Ukraine : l’économie russe tire son épingle du jeu des céréales
En grande pompe, navire après navire chargé de céréales a quitté l’Ukraine après avoir été bloqué dans les ports de la mer Noire du pays pendant près de six mois. Plus discrètement, un accord parallèle en temps de guerre a répondu aux demandes de Moscou d’ouvrir la voie à son blé pour qu’il parvienne également au monde, stimulant une industrie vitale pour l’économie russe qui avait été prise au piège de sanctions plus larges.
Alors que les États-Unis et leurs alliés européens s’efforcent d’écraser les finances de la Russie avec un réseau de sanctions pour avoir envahi l’Ukraine, ils ont évité de sanctionner directement les céréales et autres biens qui nourrissent les gens dans le monde entier.
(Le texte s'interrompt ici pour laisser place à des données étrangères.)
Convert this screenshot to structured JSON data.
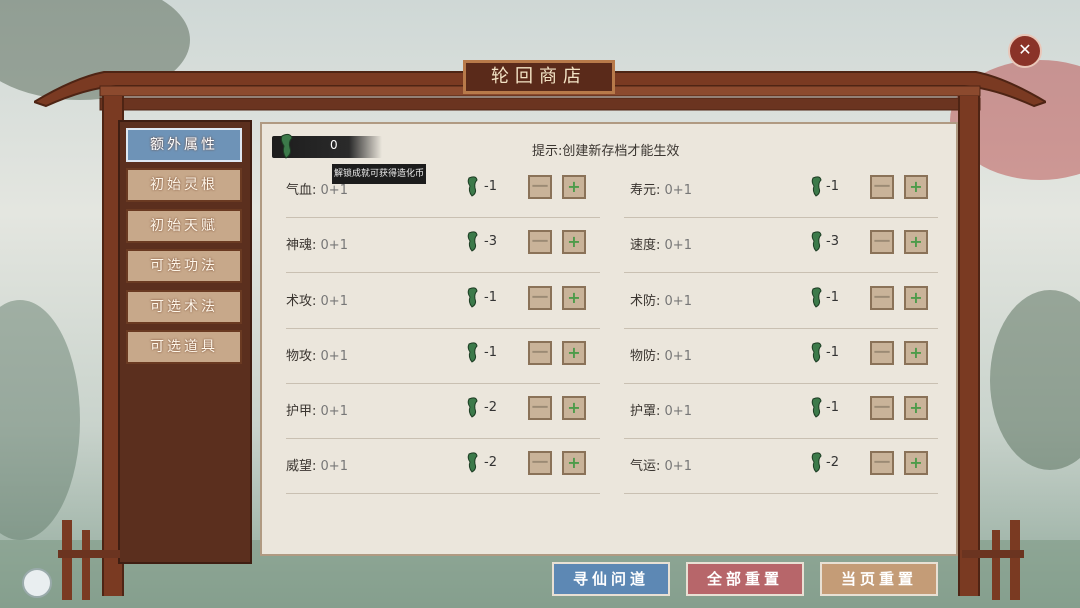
{
  "window": {
    "title": "轮回商店",
    "close_icon": "close-icon"
  },
  "sidebar": {
    "items": [
      {
        "label": "额外属性",
        "active": true
      },
      {
        "label": "初始灵根",
        "active": false
      },
      {
        "label": "初始天赋",
        "active": false
      },
      {
        "label": "可选功法",
        "active": false
      },
      {
        "label": "可选术法",
        "active": false
      },
      {
        "label": "可选道具",
        "active": false
      }
    ]
  },
  "currency": {
    "value": "0",
    "icon": "scroll-coin-icon",
    "tooltip": "解锁成就可获得造化币"
  },
  "hint": "提示:创建新存档才能生效",
  "stats": [
    {
      "name": "气血:",
      "value": "0+1",
      "cost": "-1"
    },
    {
      "name": "寿元:",
      "value": "0+1",
      "cost": "-1"
    },
    {
      "name": "神魂:",
      "value": "0+1",
      "cost": "-3"
    },
    {
      "name": "速度:",
      "value": "0+1",
      "cost": "-3"
    },
    {
      "name": "术攻:",
      "value": "0+1",
      "cost": "-1"
    },
    {
      "name": "术防:",
      "value": "0+1",
      "cost": "-1"
    },
    {
      "name": "物攻:",
      "value": "0+1",
      "cost": "-1"
    },
    {
      "name": "物防:",
      "value": "0+1",
      "cost": "-1"
    },
    {
      "name": "护甲:",
      "value": "0+1",
      "cost": "-2"
    },
    {
      "name": "护罩:",
      "value": "0+1",
      "cost": "-1"
    },
    {
      "name": "威望:",
      "value": "0+1",
      "cost": "-2"
    },
    {
      "name": "气运:",
      "value": "0+1",
      "cost": "-2"
    }
  ],
  "controls": {
    "minus": "一",
    "plus": "+"
  },
  "bottom": {
    "seek": "寻仙问道",
    "reset_all": "全部重置",
    "reset_page": "当页重置"
  },
  "colors": {
    "active_tab": "#6e93b7",
    "seek_button": "#5d88b4",
    "reset_all_button": "#b7666a",
    "reset_page_button": "#c49c77",
    "wood": "#7a3a22"
  }
}
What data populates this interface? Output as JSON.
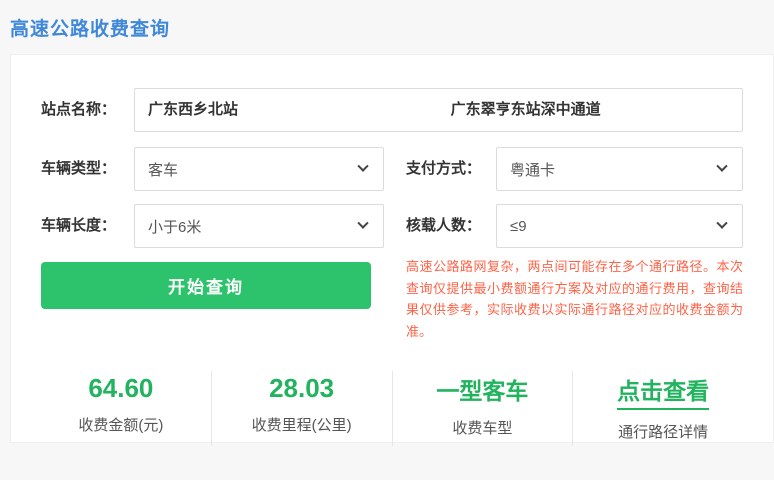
{
  "page": {
    "title": "高速公路收费查询"
  },
  "form": {
    "station": {
      "label": "站点名称：",
      "from_value": "广东西乡北站",
      "to_value": "广东翠亨东站深中通道"
    },
    "vehicle_type": {
      "label": "车辆类型：",
      "value": "客车"
    },
    "payment_method": {
      "label": "支付方式：",
      "value": "粤通卡"
    },
    "vehicle_length": {
      "label": "车辆长度：",
      "value": "小于6米"
    },
    "passenger_capacity": {
      "label": "核载人数：",
      "value": "≤9"
    },
    "submit_label": "开始查询",
    "notice": "高速公路路网复杂，两点间可能存在多个通行路径。本次查询仅提供最小费额通行方案及对应的通行费用，查询结果仅供参考，实际收费以实际通行路径对应的收费金额为准。"
  },
  "results": {
    "items": [
      {
        "value": "64.60",
        "label": "收费金额(元)"
      },
      {
        "value": "28.03",
        "label": "收费里程(公里)"
      },
      {
        "value": "一型客车",
        "label": "收费车型"
      },
      {
        "value": "点击查看",
        "label": "通行路径详情"
      }
    ]
  },
  "colors": {
    "accent_blue": "#3e87d9",
    "value_green": "#21b35e",
    "button_green": "#2dc26c",
    "notice_orange": "#ff6347"
  }
}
Le blé, l’orge, le maïs et l’huile de tournesol russes et ukrainiens sont importants pour les pays d’Asie, d’Afrique et du Moyen-Orient, où des millions de personnes dépendent du pain subventionné pour leur survie. Alors que la guerre a fait monter en flèche les prix des denrées alimentaires et de l’énergie, des millions de personnes ont été plongées dans la pauvreté ou au bord de la famine.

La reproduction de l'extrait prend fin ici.